Sinclair Broadcast Group and WQED have joined the list of broadcasters releasing information about expected proceeds from the FCC’s current spectrum auction.
Sinclair is expecting $313 million in gross proceeds from the auction and, like other broadcasters that have already released similar news, is expecting no material impact to its operations or results due to the auction.
Most of the announcements thus far have come from large station groups but today WQED, a public broadcaster in Pittsburgh, announced it expected to receive $9.9 million in proceeds from the auction. Deborah Acklin, president and CEO of WQED, told the Pittsburgh Post-Gazette that the money means a great deal to the station.
“It’s a reversal of fortune for this community institution that is truly historic. We have in some way, shape or form been burdened by financial issues for 30-plus years and this wipes it all away in one fell swoop,” Acklin told the paper.
Before Sinclair and WQED, Gray Television, Fox Television and Tribune Media also announced their expected proceeds.
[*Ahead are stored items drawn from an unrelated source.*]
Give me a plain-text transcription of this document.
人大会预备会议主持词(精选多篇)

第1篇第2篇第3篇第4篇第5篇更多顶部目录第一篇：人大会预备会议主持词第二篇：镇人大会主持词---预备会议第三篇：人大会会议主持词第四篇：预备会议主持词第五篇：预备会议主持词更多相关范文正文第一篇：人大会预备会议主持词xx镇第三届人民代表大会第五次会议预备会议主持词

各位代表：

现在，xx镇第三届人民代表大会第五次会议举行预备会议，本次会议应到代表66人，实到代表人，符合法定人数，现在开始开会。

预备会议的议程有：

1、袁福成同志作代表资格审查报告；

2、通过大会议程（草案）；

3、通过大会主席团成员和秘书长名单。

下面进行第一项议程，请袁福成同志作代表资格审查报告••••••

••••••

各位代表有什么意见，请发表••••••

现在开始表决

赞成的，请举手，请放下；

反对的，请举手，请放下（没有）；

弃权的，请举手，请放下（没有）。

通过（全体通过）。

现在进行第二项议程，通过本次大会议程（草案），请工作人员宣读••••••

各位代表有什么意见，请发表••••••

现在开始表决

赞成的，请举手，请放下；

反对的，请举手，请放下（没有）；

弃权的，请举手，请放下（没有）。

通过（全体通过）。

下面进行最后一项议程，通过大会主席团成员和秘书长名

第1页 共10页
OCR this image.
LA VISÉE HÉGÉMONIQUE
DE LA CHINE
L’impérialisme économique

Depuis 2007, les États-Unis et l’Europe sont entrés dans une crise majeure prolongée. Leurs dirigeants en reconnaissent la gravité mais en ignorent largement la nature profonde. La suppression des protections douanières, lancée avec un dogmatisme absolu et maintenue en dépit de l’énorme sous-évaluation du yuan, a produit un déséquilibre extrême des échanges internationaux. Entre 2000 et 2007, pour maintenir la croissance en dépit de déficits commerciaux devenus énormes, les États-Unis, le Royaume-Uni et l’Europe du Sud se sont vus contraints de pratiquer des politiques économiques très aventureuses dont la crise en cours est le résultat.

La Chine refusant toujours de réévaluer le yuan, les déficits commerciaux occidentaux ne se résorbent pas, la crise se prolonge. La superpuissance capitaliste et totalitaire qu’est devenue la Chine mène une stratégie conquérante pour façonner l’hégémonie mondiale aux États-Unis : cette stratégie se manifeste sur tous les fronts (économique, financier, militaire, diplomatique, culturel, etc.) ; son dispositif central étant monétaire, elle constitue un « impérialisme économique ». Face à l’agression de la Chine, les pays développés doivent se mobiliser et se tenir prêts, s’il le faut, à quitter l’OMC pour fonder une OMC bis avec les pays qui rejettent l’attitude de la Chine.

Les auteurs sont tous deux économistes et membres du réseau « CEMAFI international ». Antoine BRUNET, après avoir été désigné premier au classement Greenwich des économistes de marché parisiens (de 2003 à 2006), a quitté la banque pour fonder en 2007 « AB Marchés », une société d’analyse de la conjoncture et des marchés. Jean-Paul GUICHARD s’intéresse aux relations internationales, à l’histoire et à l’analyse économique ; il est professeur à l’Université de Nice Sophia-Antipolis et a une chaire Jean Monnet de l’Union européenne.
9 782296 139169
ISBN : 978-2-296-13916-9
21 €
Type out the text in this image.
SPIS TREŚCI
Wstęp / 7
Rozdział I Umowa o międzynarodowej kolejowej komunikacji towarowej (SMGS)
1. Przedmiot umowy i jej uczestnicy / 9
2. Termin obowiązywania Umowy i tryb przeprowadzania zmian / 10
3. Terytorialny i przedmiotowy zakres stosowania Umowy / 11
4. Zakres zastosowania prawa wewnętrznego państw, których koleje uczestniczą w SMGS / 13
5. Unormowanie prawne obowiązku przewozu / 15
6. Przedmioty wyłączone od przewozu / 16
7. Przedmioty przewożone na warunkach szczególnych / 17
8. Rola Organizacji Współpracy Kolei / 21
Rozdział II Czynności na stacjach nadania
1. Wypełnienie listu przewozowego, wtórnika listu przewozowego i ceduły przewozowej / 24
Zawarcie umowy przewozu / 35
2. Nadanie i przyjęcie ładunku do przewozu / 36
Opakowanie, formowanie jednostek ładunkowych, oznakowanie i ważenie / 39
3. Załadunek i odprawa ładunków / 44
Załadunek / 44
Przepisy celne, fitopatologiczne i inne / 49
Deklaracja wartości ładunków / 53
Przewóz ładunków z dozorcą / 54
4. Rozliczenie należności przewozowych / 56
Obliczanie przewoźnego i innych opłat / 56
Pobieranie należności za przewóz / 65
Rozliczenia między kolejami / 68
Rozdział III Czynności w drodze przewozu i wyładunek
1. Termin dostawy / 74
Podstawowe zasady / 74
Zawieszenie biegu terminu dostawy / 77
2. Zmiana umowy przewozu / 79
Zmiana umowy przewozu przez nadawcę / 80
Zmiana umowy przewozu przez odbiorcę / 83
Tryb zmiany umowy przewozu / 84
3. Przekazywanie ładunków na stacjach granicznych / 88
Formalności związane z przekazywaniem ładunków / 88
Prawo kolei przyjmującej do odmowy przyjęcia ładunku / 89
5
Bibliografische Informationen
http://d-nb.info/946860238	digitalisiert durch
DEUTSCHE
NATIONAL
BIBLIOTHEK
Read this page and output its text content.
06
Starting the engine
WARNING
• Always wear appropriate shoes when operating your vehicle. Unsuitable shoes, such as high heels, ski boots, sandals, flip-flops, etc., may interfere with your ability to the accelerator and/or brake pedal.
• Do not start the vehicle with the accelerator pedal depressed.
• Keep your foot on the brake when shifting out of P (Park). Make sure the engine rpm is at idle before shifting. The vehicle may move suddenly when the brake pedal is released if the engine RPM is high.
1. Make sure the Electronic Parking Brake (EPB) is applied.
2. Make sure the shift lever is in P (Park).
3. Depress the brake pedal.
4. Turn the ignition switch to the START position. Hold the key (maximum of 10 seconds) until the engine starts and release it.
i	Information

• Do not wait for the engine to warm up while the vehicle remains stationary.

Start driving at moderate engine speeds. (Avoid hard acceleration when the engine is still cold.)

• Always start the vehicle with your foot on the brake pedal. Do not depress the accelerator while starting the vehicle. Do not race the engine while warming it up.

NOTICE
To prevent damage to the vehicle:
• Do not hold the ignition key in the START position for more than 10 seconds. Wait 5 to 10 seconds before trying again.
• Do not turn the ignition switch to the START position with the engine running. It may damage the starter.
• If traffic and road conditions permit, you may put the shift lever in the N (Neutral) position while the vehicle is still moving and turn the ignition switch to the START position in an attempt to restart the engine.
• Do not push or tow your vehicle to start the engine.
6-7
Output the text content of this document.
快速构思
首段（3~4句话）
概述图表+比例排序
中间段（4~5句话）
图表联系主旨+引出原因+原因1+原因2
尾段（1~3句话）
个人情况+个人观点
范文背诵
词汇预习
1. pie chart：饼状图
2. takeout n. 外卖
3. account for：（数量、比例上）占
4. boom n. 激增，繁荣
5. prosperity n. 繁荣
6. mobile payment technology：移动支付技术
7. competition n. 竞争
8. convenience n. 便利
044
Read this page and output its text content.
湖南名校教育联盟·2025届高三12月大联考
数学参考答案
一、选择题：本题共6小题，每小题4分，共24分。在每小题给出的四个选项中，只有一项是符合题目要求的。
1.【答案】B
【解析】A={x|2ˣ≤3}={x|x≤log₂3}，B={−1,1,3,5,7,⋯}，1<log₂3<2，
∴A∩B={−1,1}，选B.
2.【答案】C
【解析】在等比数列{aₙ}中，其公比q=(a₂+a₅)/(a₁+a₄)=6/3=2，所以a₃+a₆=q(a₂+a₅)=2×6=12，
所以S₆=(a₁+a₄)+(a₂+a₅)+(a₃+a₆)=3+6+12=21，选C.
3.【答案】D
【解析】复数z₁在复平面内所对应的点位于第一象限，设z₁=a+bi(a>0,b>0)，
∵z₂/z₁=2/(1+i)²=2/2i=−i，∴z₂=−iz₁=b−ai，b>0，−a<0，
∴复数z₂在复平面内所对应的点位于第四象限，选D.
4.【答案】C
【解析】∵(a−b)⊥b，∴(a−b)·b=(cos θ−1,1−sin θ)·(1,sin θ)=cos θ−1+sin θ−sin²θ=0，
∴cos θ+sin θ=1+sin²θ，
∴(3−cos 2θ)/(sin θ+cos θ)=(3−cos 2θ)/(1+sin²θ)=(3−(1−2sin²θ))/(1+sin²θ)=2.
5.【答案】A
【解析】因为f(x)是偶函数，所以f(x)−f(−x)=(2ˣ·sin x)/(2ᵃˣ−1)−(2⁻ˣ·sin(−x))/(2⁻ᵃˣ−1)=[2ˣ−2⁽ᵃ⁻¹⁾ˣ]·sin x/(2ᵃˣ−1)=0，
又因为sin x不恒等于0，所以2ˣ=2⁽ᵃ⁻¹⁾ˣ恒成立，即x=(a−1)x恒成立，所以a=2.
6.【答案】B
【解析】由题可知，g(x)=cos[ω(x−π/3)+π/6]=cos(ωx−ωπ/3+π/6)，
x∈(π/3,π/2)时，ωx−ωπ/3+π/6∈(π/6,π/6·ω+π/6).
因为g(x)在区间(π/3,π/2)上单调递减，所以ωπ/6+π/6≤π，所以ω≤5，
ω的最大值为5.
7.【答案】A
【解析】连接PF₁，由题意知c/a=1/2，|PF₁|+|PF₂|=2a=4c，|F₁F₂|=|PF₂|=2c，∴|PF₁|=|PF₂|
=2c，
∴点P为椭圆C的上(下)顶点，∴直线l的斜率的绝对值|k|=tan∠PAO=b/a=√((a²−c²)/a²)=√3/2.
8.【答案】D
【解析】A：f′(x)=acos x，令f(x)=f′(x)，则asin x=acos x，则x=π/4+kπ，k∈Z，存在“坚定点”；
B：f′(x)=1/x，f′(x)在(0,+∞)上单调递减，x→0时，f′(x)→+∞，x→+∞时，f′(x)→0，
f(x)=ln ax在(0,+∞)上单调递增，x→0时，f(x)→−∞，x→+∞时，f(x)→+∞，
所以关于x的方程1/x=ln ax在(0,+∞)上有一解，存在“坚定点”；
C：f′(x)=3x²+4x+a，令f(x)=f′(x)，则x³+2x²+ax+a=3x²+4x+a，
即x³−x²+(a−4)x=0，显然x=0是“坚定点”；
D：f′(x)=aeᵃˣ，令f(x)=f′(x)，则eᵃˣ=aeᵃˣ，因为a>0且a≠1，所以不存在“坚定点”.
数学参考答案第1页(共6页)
Gray is anticipating $90.8 million, Fox is expecting $350 million, and Tribune Media is expecting $190 million.
Gray noted that “significantly, the actions necessary to receive the proceeds will not lead to job losses and otherwise are not expected to produce any material change in operations or results for Gray or for any individual market in which we operate.”
Like Fox TV’s estimates, analysts have pointed out that Sinclair is expecting to make much less than expected off the broadcast incentive auctions.
The 600 MHz airwaves up for auction are considered more valuable because of their propagation characteristics that allow for wider coverage areas using fewer towers and better in-building reception. Some thought the auctions could top the record $44.9 billion brought in by the AWS-3 spectrum auction.
But with the forward auction winding down, the proceeds total hovering around $19.56 billion, and the FCC taking measures to speed up the bidding process, it’s becoming clear that the broadcast incentive auctions won’t be the resounding success many had hoped for.